Une existence de kamikaze dans la beauté des choses volcaniques » : c’est ainsi que Maurice Krafft définit l’existence que lui et Katia Krafft ont choisi de mener. Fire of Love de Sara Dosa (2022) se penche sur la vie de ce couple de volcanologues français ayant parcouru le globe pendant deux décennies pour tenter de percer les secrets enfouis du monde géologique. La réalisatrice américaine retrace la triple histoire d’amour brûlante entre ces deux êtres et les volcans jusqu’à leur mort, en 1981, lors de l’éruption volcanique du mont Unzen au Japon.
De prime abord, c’est une passion pour la science qui les réunit : le coup de foudre de Katia est pour l’Etna et celui de Maurice pour le Stromboli. Tous·tes deux sont mu·e·s par une insatiable curiosité pour un domaine de la science où tout reste à expliquer. Dans l’effervescence des débuts de la théorie de la tectonique des plaques et des premières tentatives de classification des volcans, les deux chercheur·se·s participent à de nombreuses expéditions et assistent à des centaines d’éruptions.
La quête des deux personnages relève aussi d’une fascination plus profonde pour le pouvoir créatif des volcans, et leur lien avec notre humanité. Il y a quelque chose qui tient du sublime, tel que défini par Emmanuel Kant, qui traverse ce documentaire : un plaisir mêlé d’effroi devant la violence de la nature qui nous dépasse. On comprend mieux cette fascination en ressentant, par procuration, l’humilité des minuscules silhouettes des deux passionné·e·s devant les plans larges des volcans. Celles·eux-ci vont jusqu’à rechercher le danger, comme lors d’une expédition en canot gonflable sur un lac d’acide…
La force narrative du documentaire tient à la richesse des supports et des tons ; sont mélangés commentaires humoristiques, informations scientifiques et réflexions métaphysiques ou pratiques sur leur travail. Le montage en mosaïque, tantôt pop et tantôt lyrique avec des apartés dessinés, rend justice à cette source d’inspiration multidimensionnelle qu’est le monde géologique.
« La poésie visuelle de Fire of Love prend parfois des airs de science-fiction »
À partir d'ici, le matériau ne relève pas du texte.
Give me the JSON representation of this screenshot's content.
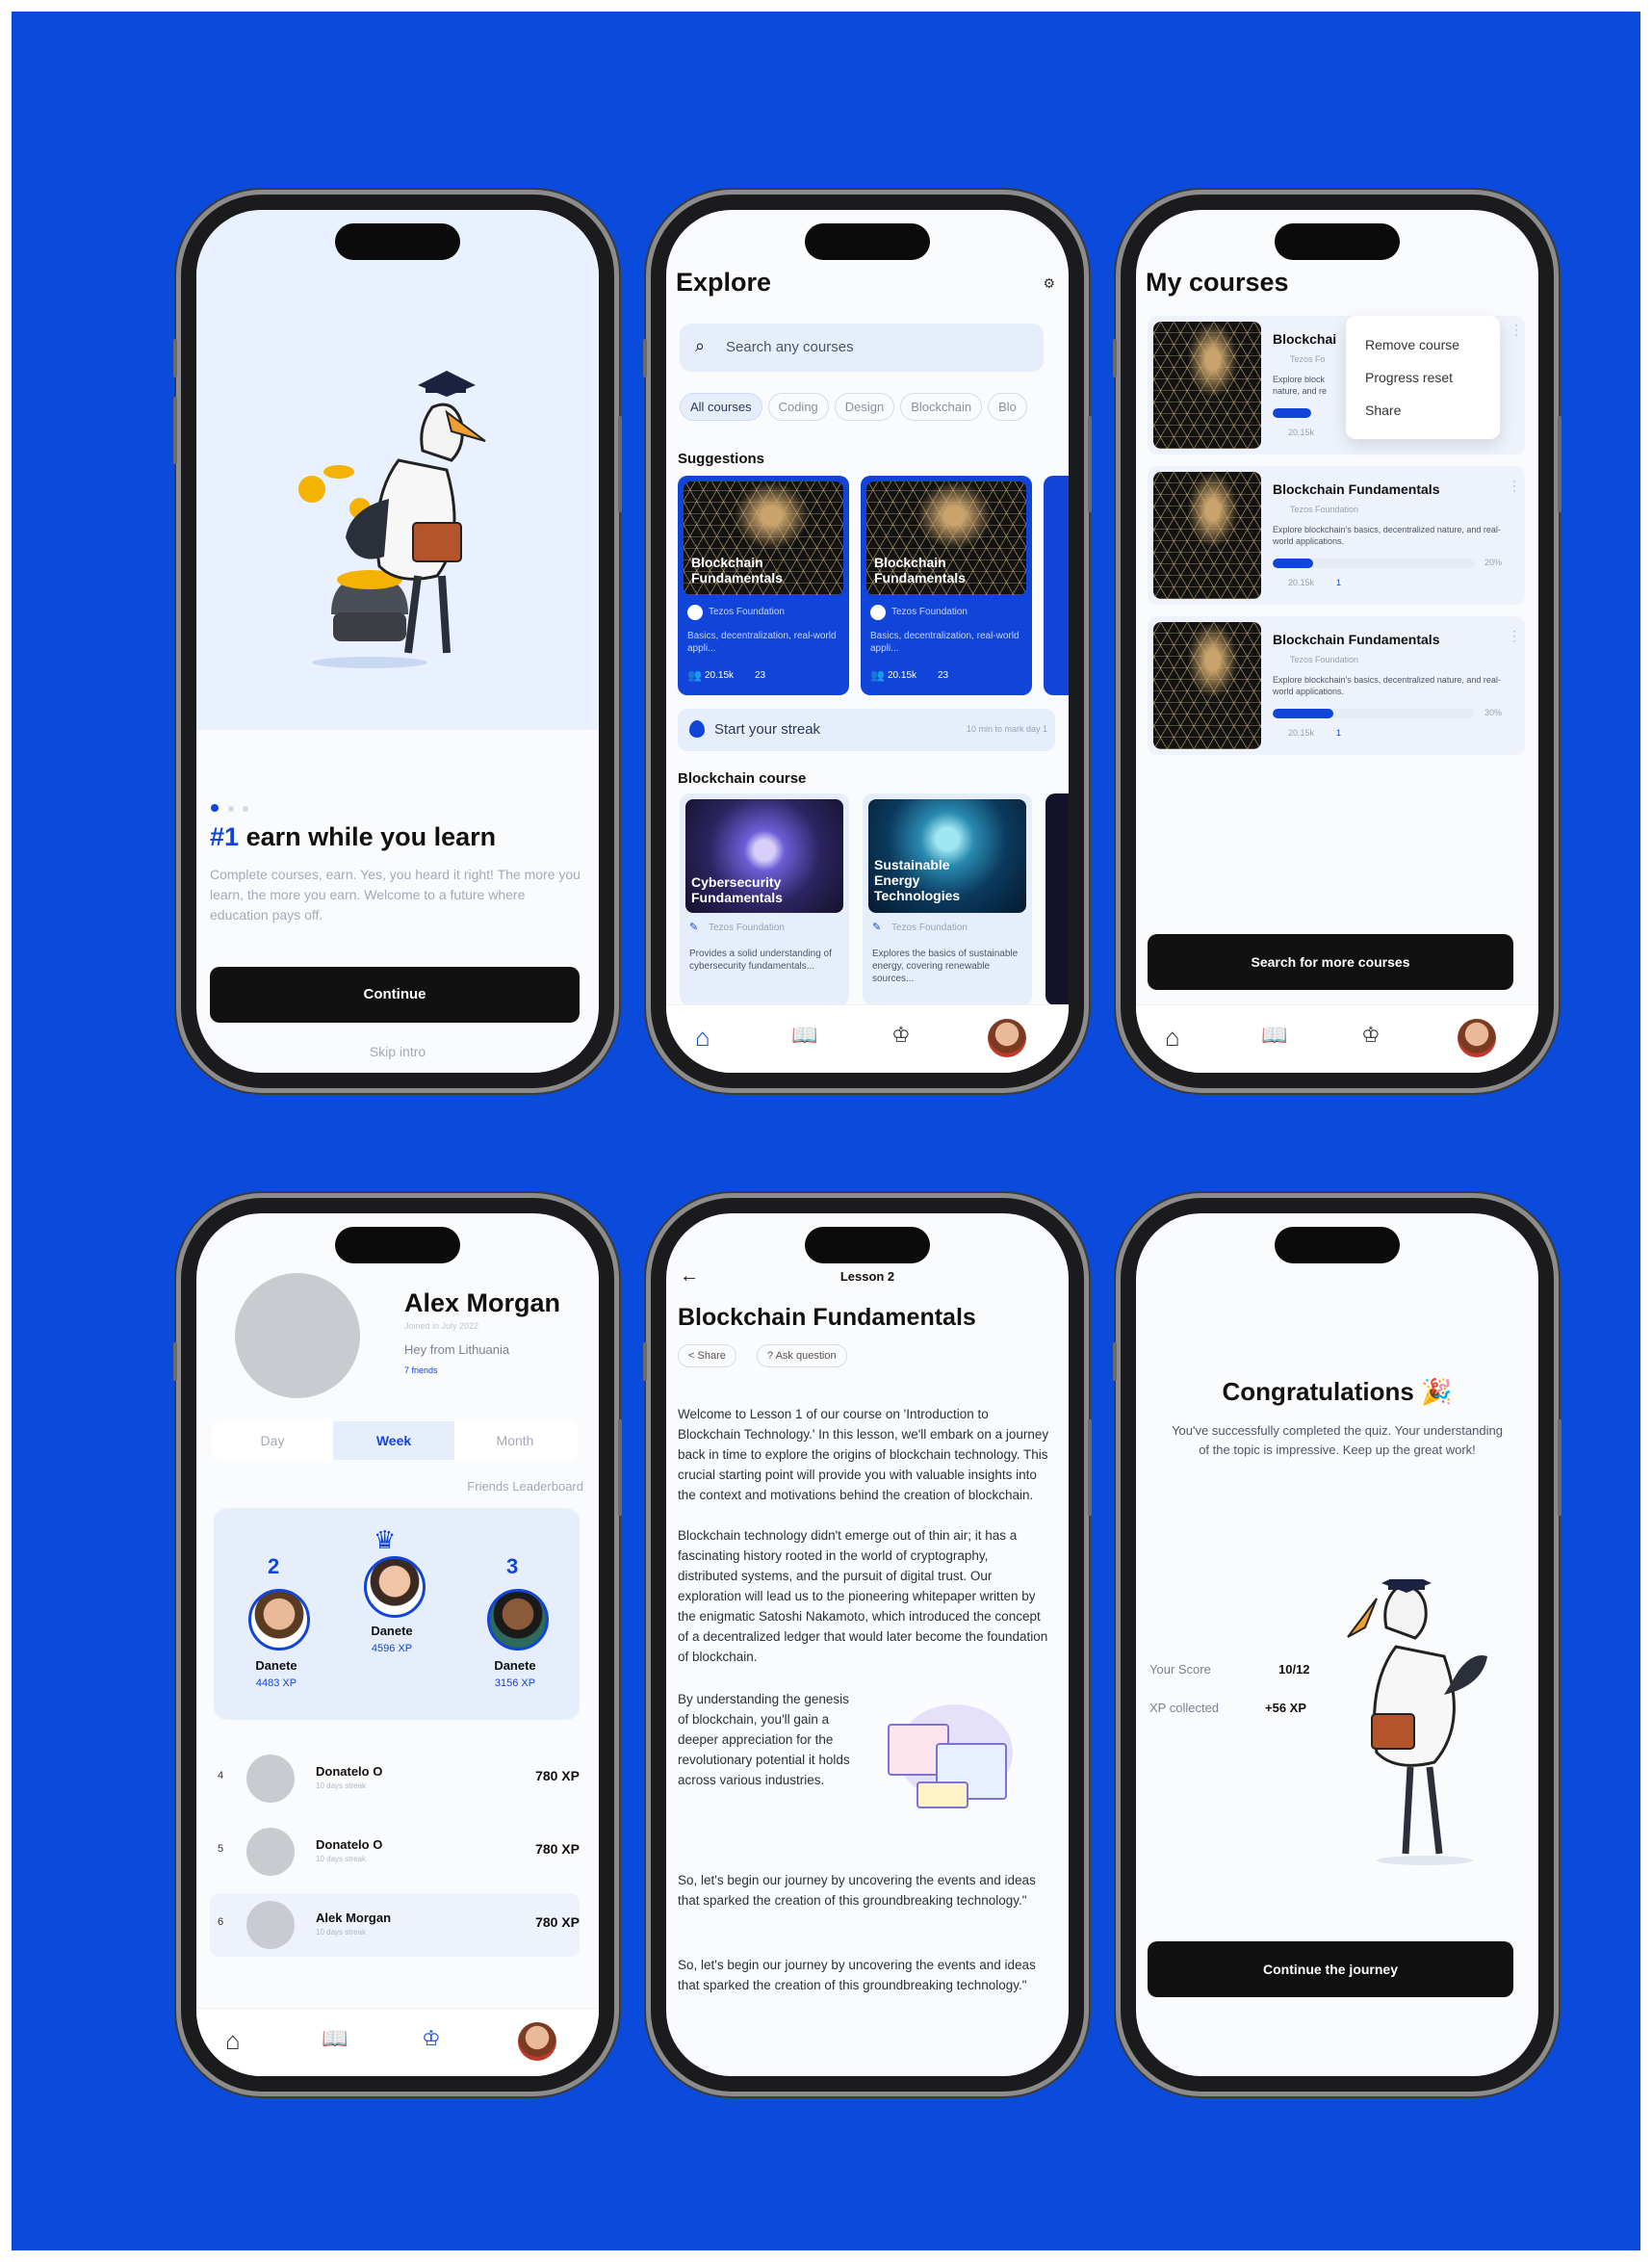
{
  "colors": {
    "background": "#0a4bdc",
    "accent": "#1145d9",
    "dark": "#111111"
  },
  "onboarding": {
    "headline_hash": "#1",
    "headline": "earn while you learn",
    "body": "Complete courses, earn. Yes, you heard it right! The more you learn, the more you earn. Welcome to a future where education pays off.",
    "continue_label": "Continue",
    "skip_label": "Skip intro"
  },
  "explore": {
    "title": "Explore",
    "search_placeholder": "Search any courses",
    "filters": [
      "All courses",
      "Coding",
      "Design",
      "Blockchain",
      "Blo"
    ],
    "suggestions_label": "Suggestions",
    "suggestion_cards": [
      {
        "title": "Blockchain Fundamentals",
        "org": "Tezos Foundation",
        "desc": "Basics, decentralization, real-world appli...",
        "learners": "20.15k",
        "count": "23"
      },
      {
        "title": "Blockchain Fundamentals",
        "org": "Tezos Foundation",
        "desc": "Basics, decentralization, real-world appli...",
        "learners": "20.15k",
        "count": "23"
      }
    ],
    "streak_label": "Start your streak",
    "streak_note": "10 min to mark day 1",
    "blockchain_course_label": "Blockchain course",
    "course_cards": [
      {
        "title": "Cybersecurity Fundamentals",
        "org": "Tezos Foundation",
        "desc": "Provides a solid understanding of cybersecurity fundamentals..."
      },
      {
        "title": "Sustainable Energy Technologies",
        "org": "Tezos Foundation",
        "desc": "Explores the basics of sustainable energy, covering renewable sources..."
      }
    ]
  },
  "my_courses": {
    "title": "My courses",
    "courses": [
      {
        "title": "Blockchai",
        "org": "Tezos Fo",
        "desc": "Explore block nature, and re",
        "progress_pct": 20,
        "pct_label": "",
        "learners": "20.15k",
        "count": "1"
      },
      {
        "title": "Blockchain Fundamentals",
        "org": "Tezos Foundation",
        "desc": "Explore blockchain's basics, decentralized nature, and real-world applications.",
        "progress_pct": 20,
        "pct_label": "20%",
        "learners": "20.15k",
        "count": "1"
      },
      {
        "title": "Blockchain Fundamentals",
        "org": "Tezos Foundation",
        "desc": "Explore blockchain's basics, decentralized nature, and real-world applications.",
        "progress_pct": 30,
        "pct_label": "30%",
        "learners": "20.15k",
        "count": "1"
      }
    ],
    "menu": [
      "Remove course",
      "Progress reset",
      "Share"
    ],
    "cta_label": "Search for more courses"
  },
  "profile": {
    "name": "Alex Morgan",
    "joined": "Joined in July 2022",
    "bio": "Hey from Lithuania",
    "friends": "7 friends",
    "tabs": [
      "Day",
      "Week",
      "Month"
    ],
    "leaderboard_label": "Friends Leaderboard",
    "podium": [
      {
        "rank": "2",
        "name": "Danete",
        "xp": "4483 XP"
      },
      {
        "rank": "",
        "name": "Danete",
        "xp": "4596 XP"
      },
      {
        "rank": "3",
        "name": "Danete",
        "xp": "3156 XP"
      }
    ],
    "rows": [
      {
        "rank": "4",
        "name": "Donatelo O",
        "sub": "10 days streak",
        "xp": "780 XP"
      },
      {
        "rank": "5",
        "name": "Donatelo O",
        "sub": "10 days streak",
        "xp": "780 XP"
      },
      {
        "rank": "6",
        "name": "Alek Morgan",
        "sub": "10 days streak",
        "xp": "780 XP"
      }
    ]
  },
  "lesson": {
    "header": "Lesson 2",
    "title": "Blockchain Fundamentals",
    "share_label": "Share",
    "ask_label": "Ask question",
    "para1": "Welcome to Lesson 1 of our course on 'Introduction to Blockchain Technology.' In this lesson, we'll embark on a journey back in time to explore the origins of blockchain technology. This crucial starting point will provide you with valuable insights into the context and motivations behind the creation of blockchain.",
    "para2": "Blockchain technology didn't emerge out of thin air; it has a fascinating history rooted in the world of cryptography, distributed systems, and the pursuit of digital trust. Our exploration will lead us to the pioneering whitepaper written by the enigmatic Satoshi Nakamoto, which introduced the concept of a decentralized ledger that would later become the foundation of blockchain.",
    "para3": "By understanding the genesis of blockchain, you'll gain a deeper appreciation for the revolutionary potential it holds across various industries.",
    "para4": "So, let's begin our journey by uncovering the events and ideas that sparked the creation of this groundbreaking technology.\"",
    "para5": "So, let's begin our journey by uncovering the events and ideas that sparked the creation of this groundbreaking technology.\""
  },
  "congrats": {
    "title": "Congratulations",
    "emoji": "🎉",
    "body": "You've successfully completed the quiz. Your understanding of the topic is impressive. Keep up the great work!",
    "score_label": "Your Score",
    "score_value": "10/12",
    "xp_label": "XP collected",
    "xp_value": "+56 XP",
    "cta_label": "Continue the journey"
  }
}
La photographie du film est également sublime, révélant la qualité esthétique des archives vidéo. Celles-ci sont captées par les scientifiques pour documenter leurs découvertes, mais témoignent aussi d’une posture de cinéaste, à laquelle le documentaire rend hommage.
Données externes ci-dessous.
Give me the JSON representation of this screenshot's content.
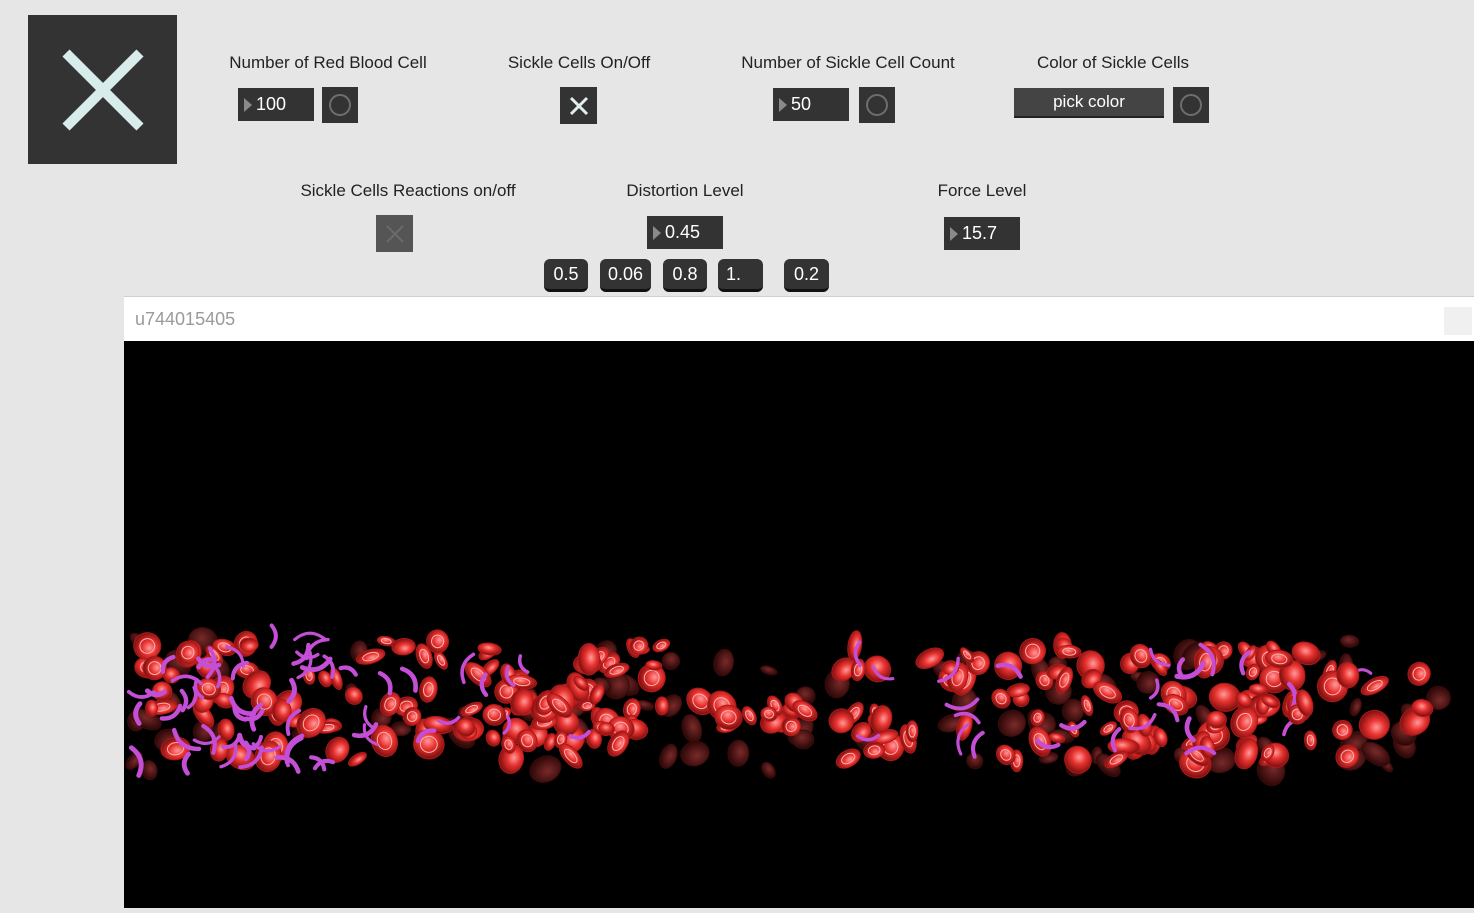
{
  "main_toggle": {
    "state": "on"
  },
  "controls": {
    "red_blood_cell": {
      "label": "Number of Red Blood Cell",
      "value": "100"
    },
    "sickle_on_off": {
      "label": "Sickle Cells On/Off",
      "state": "on"
    },
    "sickle_count": {
      "label": "Number of Sickle Cell Count",
      "value": "50"
    },
    "sickle_color": {
      "label": "Color of Sickle Cells",
      "button": "pick color"
    },
    "reactions": {
      "label": "Sickle Cells Reactions on/off",
      "state": "off"
    },
    "distortion": {
      "label": "Distortion Level",
      "value": "0.45"
    },
    "force": {
      "label": "Force Level",
      "value": "15.7"
    },
    "presets": [
      "0.5",
      "0.06",
      "0.8",
      "1.",
      "0.2"
    ]
  },
  "render_window": {
    "title": "u744015405",
    "background": "#000000",
    "cell_colors": {
      "red_blood_cell": "#e8322f",
      "sickle_cell": "#c44fd6"
    }
  }
}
La caméra est ainsi utilisée pour étudier de plus près et mieux comprendre le monde géologique, mais aussi simplement pour célébrer et prolonger l’instant. Si les deux apprenti·e·s artistes partagent une même passion, le film met en lumière la singularité du regard de chacun·e : l’une, chimiste, est attentive aux matières et aux détails, et l’autre, géologue, est plus sensible au mouvement et aux transformations. Cette profonde fascination presque métaphysique transparaît dans la beauté visuelle brute des éléments. Les plans sur les textures révèlent de véritables microcosmes au cœur des volcans : la lave rouge des effusifs se déploie comme la croûte d’un pain qui éructe, tandis que les nuages de fumée des explosifs se dispersent en volutes de fumée. La poésie visuelle de Fire of Love prend parfois des airs de science-fiction presque surréaliste. Le couple est ainsi filmé devant les éruptions comme deux astronautes perdu·e·s dans des paysages martiens, dans des scènes qui semblent irréelles.
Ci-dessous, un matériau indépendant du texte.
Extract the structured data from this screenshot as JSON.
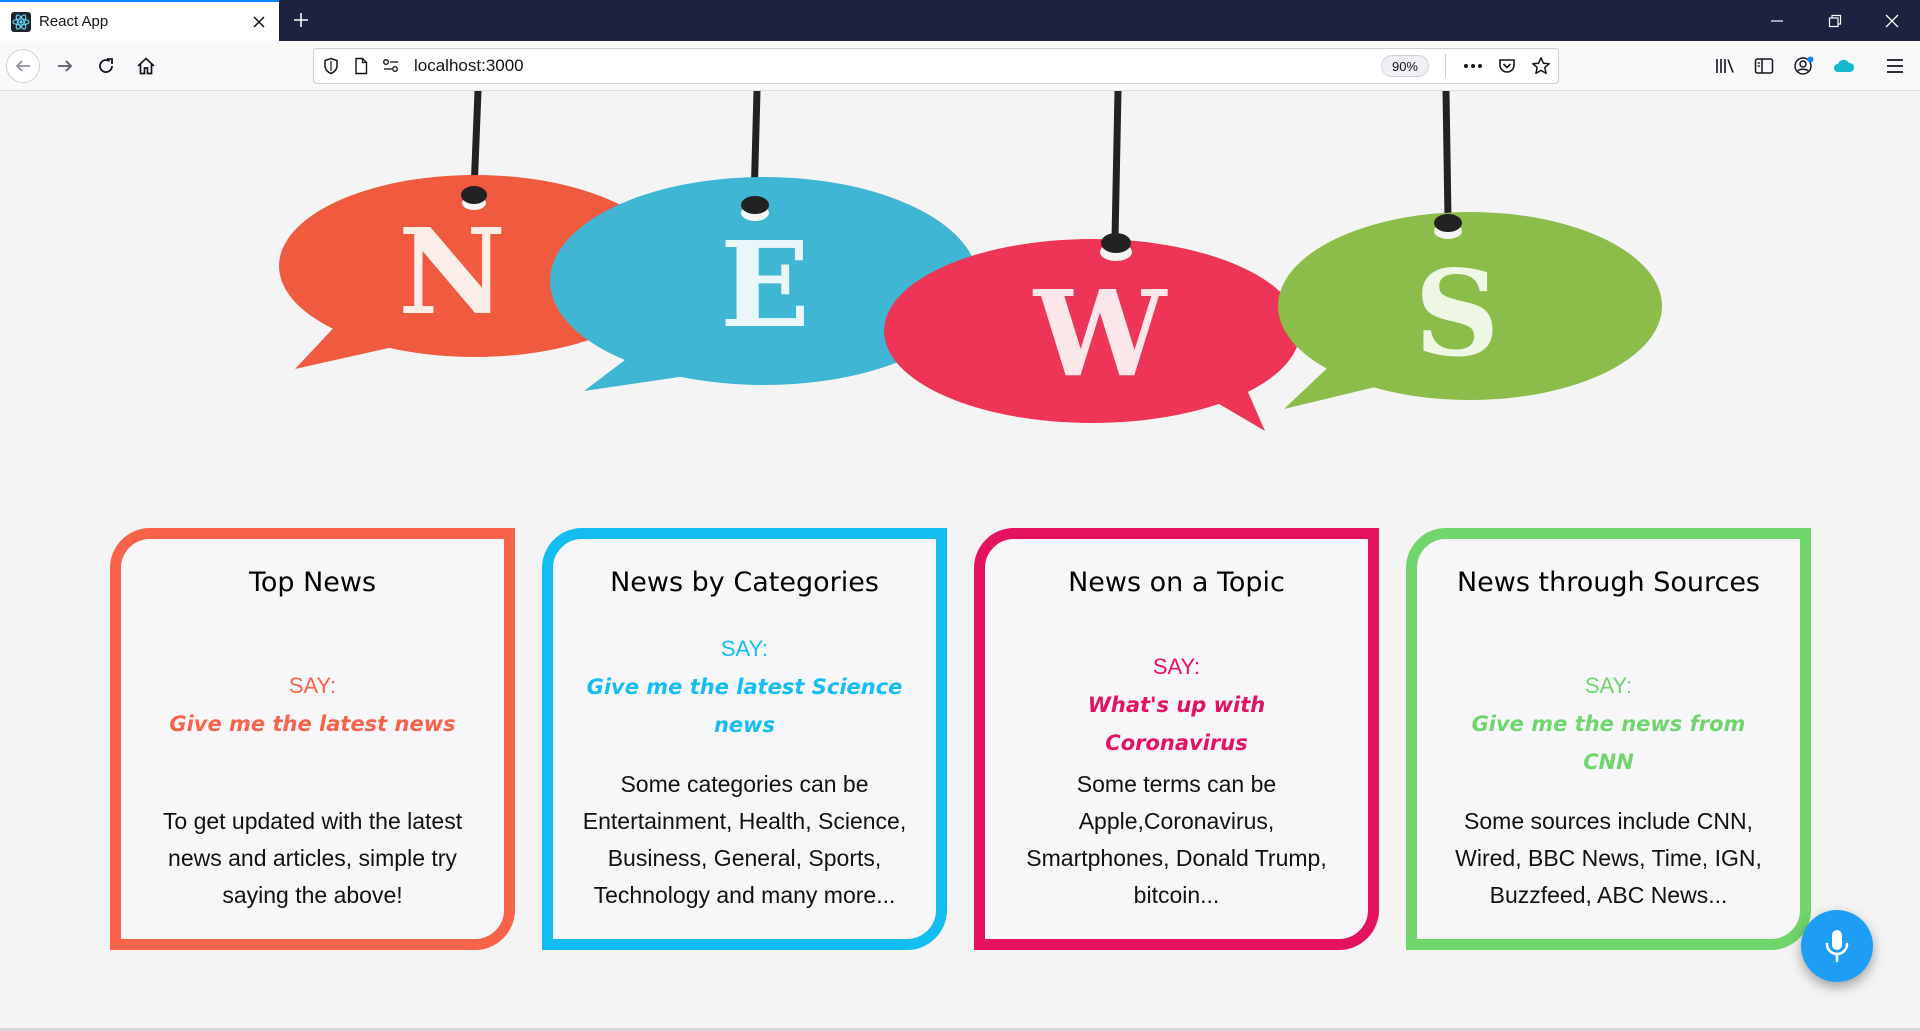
{
  "browser": {
    "tab_title": "React App",
    "url": "localhost:3000",
    "zoom": "90%"
  },
  "hero": {
    "letters": [
      "N",
      "E",
      "W",
      "S"
    ],
    "colors": [
      "#f05a3e",
      "#3fb6d3",
      "#ee3558",
      "#8cbc49"
    ]
  },
  "cards": [
    {
      "title": "Top News",
      "say": "SAY:",
      "phrase": "Give me the latest news",
      "description": "To get updated with the latest news and articles, simple try saying the above!",
      "color": "#f8634a"
    },
    {
      "title": "News by Categories",
      "say": "SAY:",
      "phrase": "Give me the latest Science news",
      "description": "Some categories can be Entertainment, Health, Science, Business, General, Sports, Technology and many more...",
      "color": "#13bdf2"
    },
    {
      "title": "News on a Topic",
      "say": "SAY:",
      "phrase": "What's up with Coronavirus",
      "description": "Some terms can be Apple,Coronavirus, Smartphones, Donald Trump, bitcoin...",
      "color": "#e4125f"
    },
    {
      "title": "News through Sources",
      "say": "SAY:",
      "phrase": "Give me the news from CNN",
      "description": "Some sources include CNN, Wired, BBC News, Time, IGN, Buzzfeed, ABC News...",
      "color": "#6fd56c"
    }
  ],
  "mic_button": {
    "icon": "microphone-icon"
  }
}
Un bouillonnement esthétique largement célébré par la réalisatrice, qui, loin d’être réduit à une simple expérience de contemplation, questionne aussi les implications éthiques de leur profession. Jusqu’où peut-on vanter le potentiel créatif des volcans, alors qu’il reste encore très difficile de prévoir les éruptions fatales ? En plus de son esthétisme et de sa valeur pédagogique, le documentaire amorce aussi subtilement une réflexion politique d’actualité sur la place de la parole des scientifiques dans l’espace public.